QUOTE(encikbuta @ Jul 7 2021, 12:37 PM)
oh cool, another local non-banking platform beat FSM in the race to offer NYSE brokerage! am i missing something or does the fees doesn't seem all that bad? I'm interested to use this to buy and hold ETF for the long term:
- 0.06% p.a. custodian fees - for RM100,000 total asset value, they will charge RM60 per annum only? not bad right?
- 0.40% for each trade (minimum USD5) - ok yea this one will hurt. so maybe what we can do is just gather about RM2000 before making a lumpsum trade? so i would get hit with about 1.25% trade fees only. Not too bad compared to mutual funds.

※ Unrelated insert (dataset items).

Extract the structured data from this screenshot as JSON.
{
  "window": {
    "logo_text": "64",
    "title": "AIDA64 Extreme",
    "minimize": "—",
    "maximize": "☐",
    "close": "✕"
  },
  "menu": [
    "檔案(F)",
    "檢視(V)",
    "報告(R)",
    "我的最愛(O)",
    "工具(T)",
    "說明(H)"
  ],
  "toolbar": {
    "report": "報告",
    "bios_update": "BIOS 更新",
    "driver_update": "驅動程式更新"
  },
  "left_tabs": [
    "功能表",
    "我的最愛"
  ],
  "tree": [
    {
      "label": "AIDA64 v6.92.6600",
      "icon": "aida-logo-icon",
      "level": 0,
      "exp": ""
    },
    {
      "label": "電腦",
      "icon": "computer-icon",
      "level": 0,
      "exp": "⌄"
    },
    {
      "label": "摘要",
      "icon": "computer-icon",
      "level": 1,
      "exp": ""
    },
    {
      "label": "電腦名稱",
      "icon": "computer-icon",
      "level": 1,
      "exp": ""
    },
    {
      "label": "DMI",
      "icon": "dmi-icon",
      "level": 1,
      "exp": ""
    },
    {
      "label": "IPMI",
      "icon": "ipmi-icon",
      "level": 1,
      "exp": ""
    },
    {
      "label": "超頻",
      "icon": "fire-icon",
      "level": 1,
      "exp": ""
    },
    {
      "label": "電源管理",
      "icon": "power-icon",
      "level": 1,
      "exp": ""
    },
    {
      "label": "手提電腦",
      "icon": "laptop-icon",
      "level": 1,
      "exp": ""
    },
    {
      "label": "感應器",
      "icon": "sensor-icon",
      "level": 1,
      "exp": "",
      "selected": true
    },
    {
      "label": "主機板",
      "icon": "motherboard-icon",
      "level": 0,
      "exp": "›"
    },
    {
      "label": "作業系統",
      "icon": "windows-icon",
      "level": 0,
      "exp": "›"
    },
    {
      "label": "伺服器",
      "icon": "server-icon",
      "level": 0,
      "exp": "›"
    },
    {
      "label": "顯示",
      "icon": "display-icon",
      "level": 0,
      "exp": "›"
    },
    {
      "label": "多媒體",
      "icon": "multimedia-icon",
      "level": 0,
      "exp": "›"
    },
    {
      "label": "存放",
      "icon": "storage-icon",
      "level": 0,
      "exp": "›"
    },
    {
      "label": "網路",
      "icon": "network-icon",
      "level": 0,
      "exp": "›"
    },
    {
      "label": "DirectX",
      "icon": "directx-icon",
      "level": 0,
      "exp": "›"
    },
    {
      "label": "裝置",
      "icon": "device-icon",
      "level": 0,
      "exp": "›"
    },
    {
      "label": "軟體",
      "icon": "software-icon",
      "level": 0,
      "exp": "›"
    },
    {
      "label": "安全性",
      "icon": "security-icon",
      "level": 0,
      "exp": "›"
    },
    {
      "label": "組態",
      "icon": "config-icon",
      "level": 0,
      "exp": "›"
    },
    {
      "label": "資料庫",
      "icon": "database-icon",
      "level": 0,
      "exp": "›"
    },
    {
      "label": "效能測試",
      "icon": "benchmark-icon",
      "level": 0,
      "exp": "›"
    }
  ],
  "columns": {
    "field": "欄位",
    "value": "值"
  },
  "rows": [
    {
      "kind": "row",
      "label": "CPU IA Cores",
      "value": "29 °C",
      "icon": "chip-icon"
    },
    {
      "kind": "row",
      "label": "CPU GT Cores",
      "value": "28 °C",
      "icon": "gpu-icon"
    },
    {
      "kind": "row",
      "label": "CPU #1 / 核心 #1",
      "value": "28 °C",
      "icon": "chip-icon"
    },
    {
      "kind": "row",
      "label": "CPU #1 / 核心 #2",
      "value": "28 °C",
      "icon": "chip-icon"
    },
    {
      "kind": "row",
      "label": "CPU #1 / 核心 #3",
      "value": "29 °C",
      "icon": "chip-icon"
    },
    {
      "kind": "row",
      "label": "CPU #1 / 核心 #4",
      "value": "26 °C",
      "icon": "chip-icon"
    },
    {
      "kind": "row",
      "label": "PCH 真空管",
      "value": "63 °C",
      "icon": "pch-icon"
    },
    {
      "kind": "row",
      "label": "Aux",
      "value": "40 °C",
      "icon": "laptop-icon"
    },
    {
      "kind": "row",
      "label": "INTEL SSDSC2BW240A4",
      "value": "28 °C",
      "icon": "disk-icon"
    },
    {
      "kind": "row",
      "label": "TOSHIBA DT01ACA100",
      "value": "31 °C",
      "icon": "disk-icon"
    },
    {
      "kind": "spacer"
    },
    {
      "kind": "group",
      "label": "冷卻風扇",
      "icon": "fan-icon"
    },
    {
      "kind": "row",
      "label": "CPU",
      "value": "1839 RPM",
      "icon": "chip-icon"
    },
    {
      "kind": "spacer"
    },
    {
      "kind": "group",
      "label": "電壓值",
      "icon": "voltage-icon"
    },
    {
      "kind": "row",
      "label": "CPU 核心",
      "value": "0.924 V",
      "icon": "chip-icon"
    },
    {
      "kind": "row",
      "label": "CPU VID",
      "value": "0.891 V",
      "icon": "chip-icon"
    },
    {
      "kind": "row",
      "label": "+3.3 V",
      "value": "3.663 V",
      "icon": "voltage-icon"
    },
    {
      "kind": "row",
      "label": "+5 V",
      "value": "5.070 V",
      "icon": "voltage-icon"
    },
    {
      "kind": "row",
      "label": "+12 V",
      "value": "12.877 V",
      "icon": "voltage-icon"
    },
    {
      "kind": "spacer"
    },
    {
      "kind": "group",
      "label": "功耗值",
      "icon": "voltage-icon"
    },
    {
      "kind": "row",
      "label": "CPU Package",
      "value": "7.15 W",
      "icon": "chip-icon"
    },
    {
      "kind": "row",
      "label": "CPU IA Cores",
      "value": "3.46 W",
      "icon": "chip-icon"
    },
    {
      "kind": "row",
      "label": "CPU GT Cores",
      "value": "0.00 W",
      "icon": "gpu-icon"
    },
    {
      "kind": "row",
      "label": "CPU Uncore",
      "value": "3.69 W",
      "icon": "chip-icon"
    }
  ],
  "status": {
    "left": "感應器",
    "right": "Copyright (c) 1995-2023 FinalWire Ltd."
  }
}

let me know if i got any fee or calculations wrong. this seems like a better route for people like me who are paranoid about opening overseas account to fund the more reputable brokers (tiger, moomoo, tsg ibkr, etc). anyway, i'm holding out to see if FSM can provide a more competitive rate when they finally allow overseas trading

There's more to hit. Since they are using Saxo is their backend, Saxo have bad exchange rate Vs IB. So you are losing money there too.
You are welcome to give free money to them. IBKR only charge USD 0.35/transaction Vs USD5 for this lousy platform. If you got no money for IBKR, TSG only charge USD1.50.
Both doesn't even have platform fees.
Tiger, Moomoo are regulated by MAS. Now compare MAS with SC who blindly ban TD.
FYI Ibkr is a super paranoid broker (super conservative) and they have very strong financial reserves. Keep in mind MIDF is using Saxo as their backend. A foreign broker

Akru a robo investor is using Ibkr as their backend.
Your choice. You like to give them free money. Be my guest. What I know is I don't even consider MIDF an option for overseas investing. Thumbs down for me. Highly not recommended.